I began thinking of all the wandering people: Indians, Gypsies, Armenians, the Bedouin on that cliff where I’d never go, and now I knew the Bedouin saw nothing more than sand out there in that valley.
And as I thought these things I turned to my left and I was staring into the mouth of the Pink Dragon. I passed the Dragon by and drove on toward the station, but the further I drove, the more the anger welled up in me, and the anger mixed with the freedom I felt, so that for a while I felt like the most vigorous and powerful man on earth, a real
macho
, Cruz would’ve said. I turned around and headed back to the Dragon. This was the day for the Dragon to die, I thought. I could make Marvin fight me, and the others would help him. But no one could stand up to me and at last I’d destroy the Dragon.
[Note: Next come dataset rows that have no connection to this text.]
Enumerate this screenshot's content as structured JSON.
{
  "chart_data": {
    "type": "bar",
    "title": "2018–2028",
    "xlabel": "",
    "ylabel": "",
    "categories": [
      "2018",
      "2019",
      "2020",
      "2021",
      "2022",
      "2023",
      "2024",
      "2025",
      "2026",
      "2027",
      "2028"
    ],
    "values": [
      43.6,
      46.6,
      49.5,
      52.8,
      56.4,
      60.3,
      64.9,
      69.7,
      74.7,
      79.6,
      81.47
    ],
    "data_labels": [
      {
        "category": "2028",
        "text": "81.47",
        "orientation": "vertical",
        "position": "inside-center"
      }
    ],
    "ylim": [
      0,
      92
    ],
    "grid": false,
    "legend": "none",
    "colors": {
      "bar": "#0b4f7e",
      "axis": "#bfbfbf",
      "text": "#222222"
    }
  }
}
Then I glanced down at my shield and saw that the smog had made the badge hideous. It was tarnished, and smeared with a drop of Cruz’s blood. I stopped in front of Rollo’s and went inside.
“Give it a fast buff, Rollo. I’m in a hurry.”
“You know there ain’t a single blemish on this badge,” Rollo sighed.
“Just shine the goddamn badge.”
He glanced up with his faded eyes, then at my trousers, at my wet bloody knees, and he bent silently over the wheel.
“There you are, Bumper,” he said when he finished it.
I held the badge by the pin and hurried outside.
“Be careful, Bumper,” he called. “Please be careful.”
Passing by Rollo’s store front I saw the distorted reflection in the folds of the plastic sun covering. I watched the reflection and had to laugh at the grotesque fat policeman who held the four-inch glittering shield in front of him as he lumbered to his car. The dark blue uniform was dripping sweat and the fat policeman opened the burning white door and squeezed his big stomach behind the wheel.
He settled in his saddle seat and jammed the nightstick under the seat cushion next to him, pointed forward.
Then he fastened his shield to his chest and urged the machine westward. The sun reflecting off the hood blinded him for a moment, but he flipped down the visor and drove west to the Pink Dragon.
“Now I’ll kill the Dragon and drink its blood,” said the comic blue policeman. “In the
front
door, down the Dragon’s throat.”
I laughed out loud at him because he was good for no more than this. He was disgusting and pathetic and he couldn’t help himself. He needed no one. He sickened me. He only needed glory.